The 23-year-old personality that became renowned for her League of Legends and Fortnite streams, has been dwelling into Riot's newest venture, Valorant, where she's found several instances of harassment and hostility towards her.
Fed up with the constant barrage of hate comments, she took to Twitter to ask the developers to add an "anonymous mode", as she was tired of being abused with sexist language.
@PlayVALORANT please implement anonymous mode. i've asked since playtesting alpha + am tired of people calling me a skank, thot, or saying other rude and vulgar things EVEN when i don't use my mic. 🥺🙏— pokimane (@pokimanelol) May 1, 2020
Naturally, the first responses she got were to mute their microphones, with Pokimane making a fair point of this being a counterproductive solution, depriving the streamer of possibly missing out on important callouts, key in a game like Valorant.
muting them would further punish me because i'd be missing out on important call outs/information. definitely not the best solution.— pokimane (@pokimanelol) May 1, 2020
This isn't the first time Pokimane has complained about toxicity while playing Valorant, with one particular tweet being quoted by Valorant's game director, Joe Ziegler.

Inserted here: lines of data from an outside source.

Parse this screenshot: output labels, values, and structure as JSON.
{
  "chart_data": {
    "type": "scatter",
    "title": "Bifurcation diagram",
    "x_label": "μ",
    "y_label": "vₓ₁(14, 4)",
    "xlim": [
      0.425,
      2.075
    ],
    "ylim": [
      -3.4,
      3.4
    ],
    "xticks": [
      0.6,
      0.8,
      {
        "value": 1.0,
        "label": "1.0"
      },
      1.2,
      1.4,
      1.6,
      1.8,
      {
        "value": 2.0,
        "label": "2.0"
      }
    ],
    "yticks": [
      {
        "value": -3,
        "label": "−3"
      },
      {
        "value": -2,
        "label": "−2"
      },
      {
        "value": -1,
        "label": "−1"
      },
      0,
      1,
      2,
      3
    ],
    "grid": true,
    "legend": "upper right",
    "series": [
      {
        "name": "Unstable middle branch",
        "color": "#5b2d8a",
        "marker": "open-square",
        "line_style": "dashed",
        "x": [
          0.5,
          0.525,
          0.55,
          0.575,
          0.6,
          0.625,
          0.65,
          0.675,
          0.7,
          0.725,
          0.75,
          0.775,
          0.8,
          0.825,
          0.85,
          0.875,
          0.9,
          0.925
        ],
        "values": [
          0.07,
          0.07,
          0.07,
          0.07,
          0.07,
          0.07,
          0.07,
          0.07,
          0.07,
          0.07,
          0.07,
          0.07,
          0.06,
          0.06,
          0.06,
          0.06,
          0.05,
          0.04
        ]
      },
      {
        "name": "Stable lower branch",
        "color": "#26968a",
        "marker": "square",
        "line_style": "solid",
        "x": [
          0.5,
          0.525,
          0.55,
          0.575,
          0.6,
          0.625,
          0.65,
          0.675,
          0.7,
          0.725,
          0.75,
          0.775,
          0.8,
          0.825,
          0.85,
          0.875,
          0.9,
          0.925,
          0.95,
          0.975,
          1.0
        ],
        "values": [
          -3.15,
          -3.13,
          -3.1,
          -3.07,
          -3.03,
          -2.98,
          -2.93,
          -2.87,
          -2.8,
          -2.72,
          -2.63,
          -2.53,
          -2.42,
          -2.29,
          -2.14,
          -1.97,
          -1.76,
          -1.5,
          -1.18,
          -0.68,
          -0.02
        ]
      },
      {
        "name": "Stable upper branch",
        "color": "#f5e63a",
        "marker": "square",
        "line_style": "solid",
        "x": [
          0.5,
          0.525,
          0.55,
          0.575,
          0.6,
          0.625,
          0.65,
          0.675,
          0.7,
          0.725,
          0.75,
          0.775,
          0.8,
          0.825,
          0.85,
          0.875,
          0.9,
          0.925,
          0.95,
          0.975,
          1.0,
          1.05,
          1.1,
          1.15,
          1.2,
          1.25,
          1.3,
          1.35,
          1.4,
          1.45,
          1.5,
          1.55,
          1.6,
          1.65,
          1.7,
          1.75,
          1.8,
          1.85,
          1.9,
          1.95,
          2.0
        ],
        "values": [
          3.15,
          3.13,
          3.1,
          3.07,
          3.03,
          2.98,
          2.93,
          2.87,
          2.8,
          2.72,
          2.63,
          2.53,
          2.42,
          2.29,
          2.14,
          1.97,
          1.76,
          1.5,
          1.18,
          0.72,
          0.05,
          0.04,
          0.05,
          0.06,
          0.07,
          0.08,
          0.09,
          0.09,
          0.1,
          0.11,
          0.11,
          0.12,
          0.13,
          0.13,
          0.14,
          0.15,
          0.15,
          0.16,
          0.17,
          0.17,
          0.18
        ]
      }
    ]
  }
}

"Please be civil to anyone you meet in-game, most people are learning, and it can be frustrating for a variety of reasons."
Agreed! I'd also just in general say, please be civil to anyone you meet in the game, most people are learning, and it can be frustrating for a variety of reasons, but it's harder to both learn, improve, and teach when you're speaking or hearing vitriol. (Fancy word +1) https://t.co/hjWfV6Z2FU— Ziegler (@RiotZiegler) April 22, 2020
Just last week, a Riot employee suffered this type of harassment first hand, blasting the toxic behaviour on social media.
Today's🍵: It's like this MOST of the time on solo queue voice comms REGARDLESS of the game I'm playing. I usually don't give in to this like in the video; I'm silent in an attempt to not incite more. Inevitably you get to a point where you have to mute them. More perspective: pic.twitter.com/7ruWcI78tL— Tea! 🍵 (@Evergreenily) April 24, 2020
Toxicity isn't exclusive to Riot's games, however, they're in a prime position with Valorant's mass appeal to set a precedent that could serve as an example on how to deal with online vitriol.